“La Campania ha tutte le potenzialità per incrementare il flusso turistico ed intercettare la grande massa di viaggiatori, stimata in 450 milioni di individui solo tra i ‘big spender’, oltre alla potenzialità offerta dai giovani ‘millenials’ (la generazione dei nati tra i primi anni Ottanta e la metà degli anni Novanta), che rappresentano il 20% dei turisti internazionali. Si tratta ira di creare una vera “collaborazione in rete” di tutti gli operatori coinvolti ed affrontare la sfida congiuntamente”.

Lo ha detto il professor Antonio Coviello, ricercatore Cnr-Iriss, intervenendo al convegno organizzato nel foyer del Teatro San Carlo di Napoli da Confesercenti Campania su “Il rilancio del turismo in Campania”, che ha visto tra i relatori l’assessore al turismo del Comune di Napoli, Teresa Armato, l’assessore regionale al turismo, Felice Casucci e lo stesso presidente di Confesercenti, Vincenzo Schiavo, moderati dalla conduttrice della Rai, Veronica Maya.

“Nell’ultimo anno, la profonda crisi provocata dalla pandemia Covid-19, ha fatto registrare dati impressionanti per il settore turistico italiano: -76,3% per le attività delle agenzie di viaggio, -60,5% per il Trasporto aereo e -42,5% per le attività dei servizi di alloggio e ristorazione.
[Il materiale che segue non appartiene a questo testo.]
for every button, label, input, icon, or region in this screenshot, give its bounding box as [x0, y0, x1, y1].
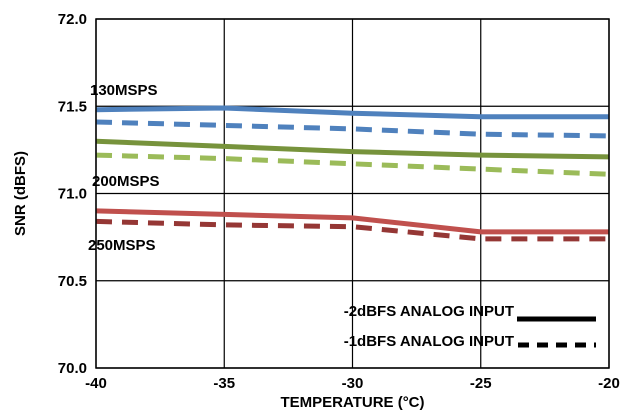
y-tick-label: 72.0	[58, 11, 87, 28]
series-layer	[95, 105, 610, 242]
series-line-solid	[95, 208, 609, 235]
annotation-250msps: 250MSPS	[88, 237, 156, 254]
series-line-dashed	[95, 218, 609, 242]
x-tick-label: -35	[213, 375, 235, 392]
y-tick-label: 71.5	[58, 98, 87, 115]
annotation-200msps: 200MSPS	[92, 173, 160, 190]
series-line-dashed	[95, 119, 610, 139]
y-tick-label: 70.5	[58, 273, 87, 290]
legend: -2dBFS ANALOG INPUT -1dBFS ANALOG INPUT	[344, 303, 596, 350]
y-tick-label: 70.0	[58, 360, 87, 377]
x-tick-label: -25	[470, 375, 492, 392]
series-line-solid	[95, 105, 609, 120]
x-tick-label: -20	[598, 375, 620, 392]
x-tick-label: -30	[342, 375, 364, 392]
x-tick-label: -40	[85, 375, 107, 392]
y-axis-label: SNR (dBFS)	[12, 151, 29, 236]
legend-label-dashed: -1dBFS ANALOG INPUT	[344, 333, 514, 350]
x-tick-labels: -40 -35 -30 -25 -20	[85, 375, 620, 392]
y-tick-label: 71.0	[58, 186, 87, 203]
legend-label-solid: -2dBFS ANALOG INPUT	[344, 303, 514, 320]
x-axis-label: TEMPERATURE (°C)	[280, 394, 424, 411]
plot-frame	[95, 18, 610, 369]
annotation-130msps: 130MSPS	[90, 82, 158, 99]
y-tick-labels: 70.0 70.5 71.0 71.5 72.0	[58, 11, 87, 377]
series-line-dashed	[95, 152, 610, 177]
series-line-solid	[95, 138, 610, 160]
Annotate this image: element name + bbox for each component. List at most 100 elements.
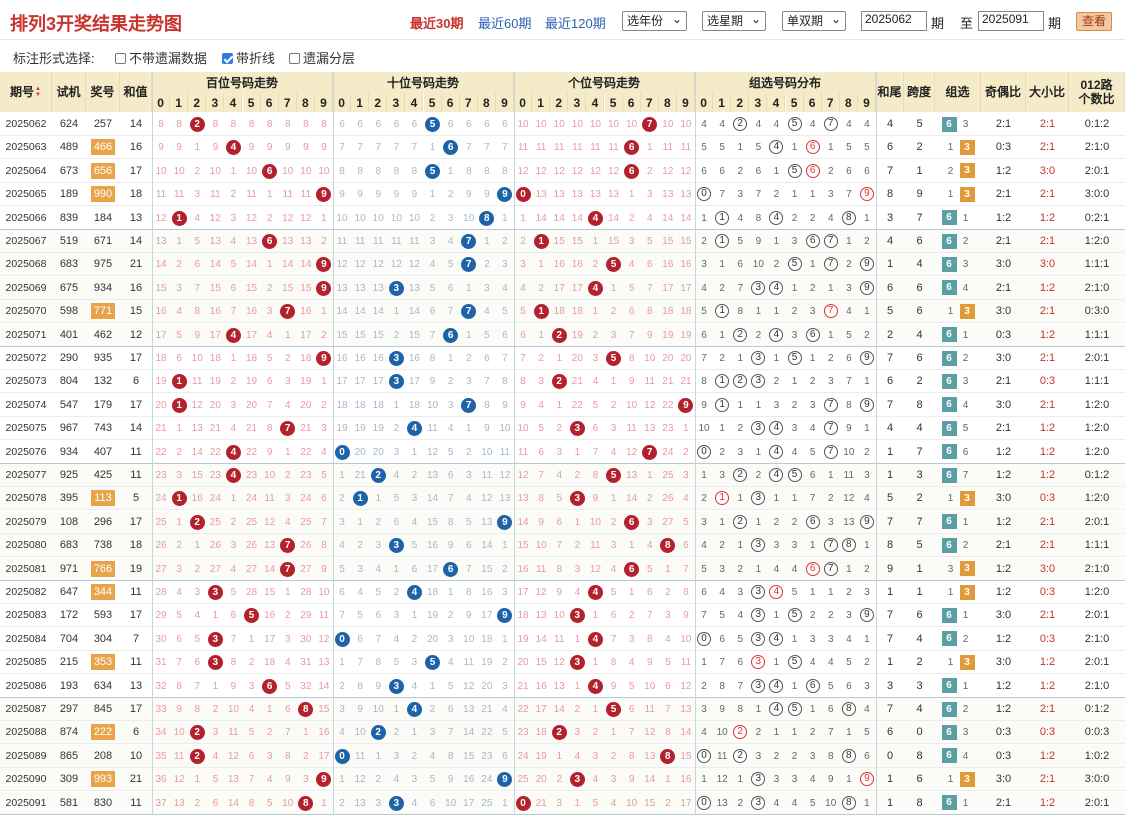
group-omission-cell: 1 bbox=[737, 353, 744, 364]
group-omission-cell: 6 bbox=[755, 165, 762, 177]
group3-badge: 3 bbox=[959, 584, 975, 600]
tens-omission-cell: 4 bbox=[411, 516, 418, 528]
route-cell: 1:2:0 bbox=[1084, 398, 1110, 411]
odd-even-cell: 1:2 bbox=[995, 632, 1012, 645]
option-layered-omission[interactable]: 遗漏分层 bbox=[289, 48, 355, 67]
tens-omission-cell: 3 bbox=[447, 633, 454, 645]
group-omission-cell: 5 bbox=[827, 680, 834, 692]
win-number-cell: 344 bbox=[86, 581, 120, 604]
span-cell: 7 bbox=[916, 445, 923, 458]
units-omission-cell: 4 bbox=[538, 399, 544, 411]
win-number-cell: 993 bbox=[86, 768, 120, 791]
tens-omission-cell: 3 bbox=[447, 212, 454, 224]
group-omission-cell: 5 bbox=[701, 306, 707, 318]
recent-120-link[interactable]: 最近120期 bbox=[545, 16, 606, 31]
tens-ball: 0 bbox=[334, 631, 350, 647]
parity-select[interactable]: 单双期 ⌄ bbox=[782, 11, 846, 31]
hundreds-omission-cell: 2 bbox=[212, 704, 219, 715]
tens-omission-cell: 2 bbox=[375, 516, 382, 528]
group-digit-mark: 3 bbox=[751, 538, 766, 553]
checkbox-icon[interactable] bbox=[289, 53, 300, 64]
win-number-value: 845 bbox=[93, 703, 113, 715]
recent-30-link[interactable]: 最近30期 bbox=[410, 16, 464, 31]
big-small-cell: 2:1 bbox=[1039, 398, 1056, 411]
units-omission-cell: 21 bbox=[680, 376, 692, 388]
units-omission-cell: 16 bbox=[680, 774, 692, 786]
hundreds-omission-cell: 11 bbox=[264, 493, 275, 505]
group-omission-cell: 3 bbox=[827, 633, 834, 645]
units-omission-cell: 23 bbox=[517, 727, 529, 739]
tens-omission-cell: 12 bbox=[390, 259, 402, 271]
hundreds-digit-6-header: 6 bbox=[260, 93, 279, 112]
tens-omission-cell: 8 bbox=[375, 657, 382, 669]
tens-omission-cell: 1 bbox=[447, 165, 454, 177]
tens-ball: 3 bbox=[388, 795, 404, 811]
weekday-select[interactable]: 选星期 ⌄ bbox=[702, 11, 766, 31]
hundreds-omission-cell: 2 bbox=[176, 446, 182, 458]
recent-60-link[interactable]: 最近60期 bbox=[478, 16, 532, 31]
from-issue-input[interactable]: 2025062 bbox=[861, 11, 927, 31]
hundreds-ball: 2 bbox=[189, 748, 205, 764]
group-gap: 6 bbox=[962, 446, 969, 458]
units-ball: 6 bbox=[624, 140, 640, 156]
group-omission-cell: 1 bbox=[791, 493, 798, 505]
group-omission-cell: 2 bbox=[791, 399, 798, 411]
win-number-value: 296 bbox=[93, 515, 113, 528]
hundreds-omission-cell: 11 bbox=[173, 750, 185, 762]
option-with-line[interactable]: 带折线 bbox=[222, 48, 275, 67]
group-omission-cell: 5 bbox=[864, 142, 870, 154]
tens-omission-cell: 2 bbox=[393, 587, 400, 598]
issue-header[interactable]: 期号 ▲▼ bbox=[0, 72, 52, 112]
tens-omission-cell: 2 bbox=[393, 423, 400, 435]
option-no-omission[interactable]: 不带遗漏数据 bbox=[115, 48, 207, 67]
hundreds-omission-cell: 7 bbox=[266, 399, 273, 411]
view-button[interactable]: 查看 bbox=[1076, 12, 1112, 31]
hundreds-omission-cell: 10 bbox=[282, 797, 294, 809]
units-omission-cell: 11 bbox=[517, 142, 529, 154]
group-omission-cell: 2 bbox=[755, 329, 762, 341]
checkbox-checked-icon[interactable] bbox=[222, 53, 233, 64]
hundreds-ball: 9 bbox=[316, 772, 332, 788]
units-omission-cell: 2 bbox=[592, 329, 599, 341]
hundreds-omission-cell: 18 bbox=[209, 353, 221, 364]
group-omission-cell: 1 bbox=[809, 353, 816, 364]
tens-omission-cell: 13 bbox=[354, 282, 366, 294]
hundreds-omission-cell: 20 bbox=[155, 399, 167, 411]
hundreds-ball: 6 bbox=[262, 678, 278, 694]
group-gap: 2 bbox=[962, 704, 969, 715]
hundreds-omission-cell: 1 bbox=[176, 236, 182, 247]
group-digit-mark: 3 bbox=[751, 795, 766, 810]
group-omission-cell: 4 bbox=[864, 119, 870, 130]
tens-ball: 4 bbox=[406, 702, 422, 717]
group-digit-mark: 3 bbox=[751, 491, 766, 506]
hundreds-omission-cell: 3 bbox=[266, 306, 273, 318]
span-cell: 5 bbox=[916, 118, 923, 130]
group-omission-cell: 4 bbox=[737, 212, 744, 224]
hundreds-omission-cell: 2 bbox=[194, 165, 201, 177]
year-select[interactable]: 选年份 ⌄ bbox=[622, 11, 687, 31]
tail-cell: 1 bbox=[886, 586, 894, 598]
to-issue-input[interactable]: 2025091 bbox=[978, 11, 1044, 31]
hundreds-omission-cell: 17 bbox=[245, 329, 258, 341]
units-omission-cell: 1 bbox=[592, 236, 599, 247]
hundreds-omission-cell: 1 bbox=[266, 259, 273, 271]
win-number-cell: 208 bbox=[86, 745, 120, 768]
tens-omission-cell: 17 bbox=[372, 376, 384, 388]
group-digit-mark: 9 bbox=[859, 257, 874, 272]
issue-cell: 2025079 bbox=[5, 515, 47, 528]
sort-icon[interactable]: ▲▼ bbox=[35, 86, 41, 98]
units-omission-cell: 12 bbox=[535, 587, 547, 598]
hundreds-omission-cell: 21 bbox=[155, 423, 167, 435]
test-number-cell: 624 bbox=[59, 118, 79, 130]
units-omission-cell: 1 bbox=[665, 563, 671, 575]
hundreds-omission-cell: 6 bbox=[194, 259, 201, 271]
hundreds-ball: 1 bbox=[171, 210, 187, 226]
units-omission-cell: 13 bbox=[553, 189, 565, 201]
group-omission-cell: 5 bbox=[791, 587, 798, 598]
checkbox-icon[interactable] bbox=[115, 53, 126, 64]
units-omission-cell: 16 bbox=[553, 259, 565, 271]
tens-omission-cell: 1 bbox=[357, 516, 363, 528]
Inoltre sono stati confermati i cambiamenti del paradigma su cui si fondano le “strategie delle destinazioni”: la riduzione della stagionalità e della permanenza media, la crescente tendenza a vacanze frequenti ed orientamento della domanda verso il turismo “last minute”, ha aggiunto Coviello.

Il “Turismo di lusso”, argomento oggetto dell’intervento del ricercatore del CNR - inserito nella XXIV Edizione del “Rapporto sul Turismo Italiano”, curato da oltre dieci anni dal CNR-IRISS di Napoli - individua proprio nei "big spender" la nuova opportunità: “per il 2021-2022 è prevista una crescita di tali viaggiatori che varia dal +10/+12% al +17/+19%, a seconda dell’evoluzione del  Covid-19, delle condizioni macroeconomiche, della velocità a cui si tornerà a viaggiare a livello globale e della ripresa di fiducia da parte dei consumatori locali. “In quest’ottica, il ‘turismo di lusso’ sta assumendo un trend crescente. Grazie alla disponibilità di clienti benestanti, questa forma di turismo può essere intesa anche come un “veicolo di sviluppo regionale e di crescita economica”.
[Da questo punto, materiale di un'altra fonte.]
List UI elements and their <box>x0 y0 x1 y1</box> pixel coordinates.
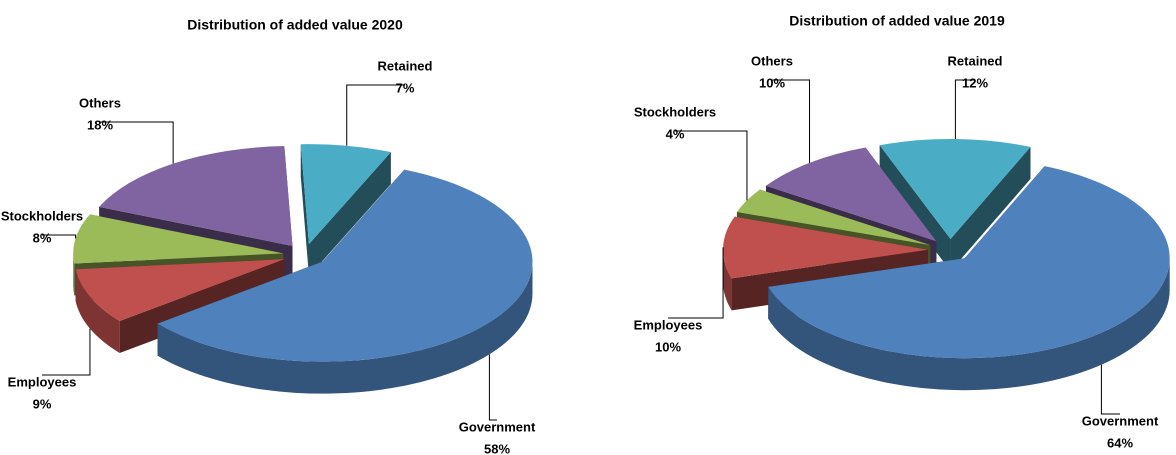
slice-side <box>308 152 391 277</box>
slice-label: Stockholders <box>634 104 716 119</box>
leader-line <box>42 234 77 239</box>
slice <box>73 214 284 264</box>
slice-wall <box>73 253 75 296</box>
slice-value-label: 8% <box>33 230 52 245</box>
slice-value-label: 10% <box>655 339 681 354</box>
leader-line <box>488 354 497 421</box>
leader-line <box>1100 364 1120 415</box>
chart-title: Distribution of added value 2019 <box>789 13 1005 29</box>
slice <box>157 169 533 362</box>
slice-value-label: 7% <box>396 80 415 95</box>
slice-label: Others <box>79 95 121 110</box>
slice-label: Others <box>751 53 793 68</box>
slice <box>768 166 1170 359</box>
slice-value-label: 18% <box>87 117 113 132</box>
slice-label: Employees <box>8 374 77 389</box>
slice-group <box>157 169 533 394</box>
slice <box>723 216 929 279</box>
leader-line <box>954 79 975 140</box>
slice-value-label: 9% <box>33 396 52 411</box>
leader-line <box>346 84 405 146</box>
slice-label: Employees <box>634 317 703 332</box>
leader-line <box>675 130 748 201</box>
slice-side <box>950 146 1031 272</box>
slice <box>736 189 931 246</box>
slice-label: Stockholders <box>1 208 83 223</box>
slice-label: Retained <box>948 53 1003 68</box>
slice <box>300 144 391 245</box>
slice-wall <box>75 269 120 354</box>
slice-label: Retained <box>378 58 433 73</box>
slice-value-label: 10% <box>759 75 785 90</box>
leader-line <box>772 79 811 163</box>
slice-value-label: 4% <box>666 126 685 141</box>
slice-value-label: 58% <box>484 441 510 455</box>
slice-group <box>300 144 391 277</box>
slice-value-label: 64% <box>1107 435 1133 450</box>
slice-wall <box>157 261 533 394</box>
slice <box>99 146 293 246</box>
slice-wall <box>768 258 1170 391</box>
slice-label: Government <box>459 419 536 434</box>
slice-value-label: 12% <box>962 75 988 90</box>
leader-line <box>100 121 174 164</box>
slice-wall <box>723 249 732 311</box>
leader-line <box>42 328 91 376</box>
chart-title: Distribution of added value 2020 <box>187 17 403 33</box>
slice <box>765 147 937 242</box>
slice-side <box>300 144 309 277</box>
leader-line <box>668 247 724 319</box>
slice <box>75 259 285 322</box>
slice <box>879 139 1031 240</box>
slice-group <box>768 166 1170 391</box>
slice-label: Government <box>1082 413 1159 428</box>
“Le ICT si stanno anche caratterizzando in modo crescente come strumento per contribuire a sostenere lo sviluppo di località considerate marginali e affette da un drammatico processo di spopolamento. Digitalizzazione dei rapporti con i turisti/clienti, gestione dell’organizzazione interna del sistema, interpretazione dei “big data” presenti sul web attraverso framework e strumenti di analisi innovativi, gli strumenti per cambiare il modo di fare offerta turistica.”

“I decisori pubblici hanno bisogno del supporto fornito dalla ricerca pubblica per riuscire ad invertire la tendenza ed accrescere maggiori quote di mercato, anche per agevolare lo sviluppo locale, arginare lo spopolamento di aree marginali e contribuire al riequilibrio territoriale”, ha concluso Coviello.